3.  **Proper Weight Initialisation**:
    *   **Strategy**: Instead of random weight initialisation, use specific techniques like **Glorot (Xavier) initialisation** or **He initialisation**.
    *   **Reasoning**: These methods initialise weights in a way that helps maintain the magnitude of gradients across layers, preventing them from becoming too small or too large.
    *   *Note*: This topic will be covered in future videos.

4.  **Batch Normalisation**:
    *   **Strategy**: Insert Batch Normalisation layers between hidden layers.
    *   **Reasoning**: Batch Normalisation normalises the inputs to each layer, stabilising the activations and preventing them from becoming too extreme, which in turn helps maintain healthy gradient flow.
    *   *Note*: This is a newer technique and will be discussed in detail in a dedicated video.

5.  **Use Residual Networks (ResNets)**:
    *   **Strategy**: Employ Residual Networks, which are a special type of network architecture.
    *   **Reasoning**: ResNets use "skip connections" that allow gradients to bypass one or more layers, flowing directly to earlier layers. This direct path helps prevent gradients from vanishing even in very deep networks.
    *   *Note*: This will be covered when discussing Convolutional Neural Networks (CNNs).
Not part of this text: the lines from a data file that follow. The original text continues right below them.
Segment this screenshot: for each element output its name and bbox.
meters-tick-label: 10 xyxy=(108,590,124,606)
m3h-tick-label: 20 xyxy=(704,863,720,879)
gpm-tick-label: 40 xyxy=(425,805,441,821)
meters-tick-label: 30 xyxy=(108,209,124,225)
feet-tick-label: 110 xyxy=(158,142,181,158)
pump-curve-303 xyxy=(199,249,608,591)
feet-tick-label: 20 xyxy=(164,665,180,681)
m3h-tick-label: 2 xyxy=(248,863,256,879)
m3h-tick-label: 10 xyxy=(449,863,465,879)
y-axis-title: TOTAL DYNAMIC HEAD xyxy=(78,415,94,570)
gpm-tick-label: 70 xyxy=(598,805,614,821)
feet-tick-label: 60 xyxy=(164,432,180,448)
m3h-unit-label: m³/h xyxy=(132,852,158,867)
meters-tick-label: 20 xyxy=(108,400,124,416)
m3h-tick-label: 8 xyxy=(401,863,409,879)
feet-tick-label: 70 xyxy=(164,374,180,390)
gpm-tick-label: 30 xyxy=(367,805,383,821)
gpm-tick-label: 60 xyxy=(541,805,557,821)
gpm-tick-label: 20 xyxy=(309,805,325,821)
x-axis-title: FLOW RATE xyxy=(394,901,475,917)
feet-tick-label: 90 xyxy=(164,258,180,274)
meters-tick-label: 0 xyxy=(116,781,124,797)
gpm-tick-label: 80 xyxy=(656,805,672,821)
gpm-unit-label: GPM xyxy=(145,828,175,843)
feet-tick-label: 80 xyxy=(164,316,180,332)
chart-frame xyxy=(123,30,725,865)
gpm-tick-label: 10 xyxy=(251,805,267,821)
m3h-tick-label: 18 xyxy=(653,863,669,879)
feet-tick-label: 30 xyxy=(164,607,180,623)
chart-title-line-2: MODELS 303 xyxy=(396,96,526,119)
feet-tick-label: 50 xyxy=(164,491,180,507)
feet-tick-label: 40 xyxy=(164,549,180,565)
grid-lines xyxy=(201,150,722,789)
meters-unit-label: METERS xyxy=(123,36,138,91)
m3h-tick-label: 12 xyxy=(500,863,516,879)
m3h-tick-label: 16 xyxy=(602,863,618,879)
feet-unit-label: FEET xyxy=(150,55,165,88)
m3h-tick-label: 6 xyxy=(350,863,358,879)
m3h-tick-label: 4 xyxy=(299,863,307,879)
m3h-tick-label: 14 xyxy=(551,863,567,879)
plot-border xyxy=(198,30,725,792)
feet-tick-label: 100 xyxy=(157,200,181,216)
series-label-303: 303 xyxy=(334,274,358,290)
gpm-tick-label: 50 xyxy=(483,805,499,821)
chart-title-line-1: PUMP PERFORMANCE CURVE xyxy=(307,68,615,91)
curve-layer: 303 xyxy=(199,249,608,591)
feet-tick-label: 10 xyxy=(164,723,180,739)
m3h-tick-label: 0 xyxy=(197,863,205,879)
#### 5. Introduction to the Exploding Gradient Problem

*   **Definition**: The Exploding Gradient Problem is the **opposite of the Vanishing Gradient Problem**. It is more commonly observed in **Recurrent Neural Networks (RNNs)**.
*   **Principle**: If you multiply numbers that are **greater than one**, the resulting product becomes an extremely large number.
*   **Cause**: When derivatives calculated during Backpropagation are frequently **much greater than one**.
*   **Impact on Weight Updates**: If `∂L/∂w` is a very large number (e.g., `100`), and the learning rate is `0.1`, then `(learning_rate * ∂L/∂w)` becomes `10`. If an initial weight was `1`, the new weight becomes `1 - 10 = -9`, a drastically different value.
    *   This leads to **unstable and random behaviour** of the weights, causing the model to diverge and fail to train.
*   **Solution**: A common technique to handle exploding gradients is **Gradient Clipping**, which limits the magnitude of gradients.
*   *Note*: This problem will be explored in more detail with RNNs.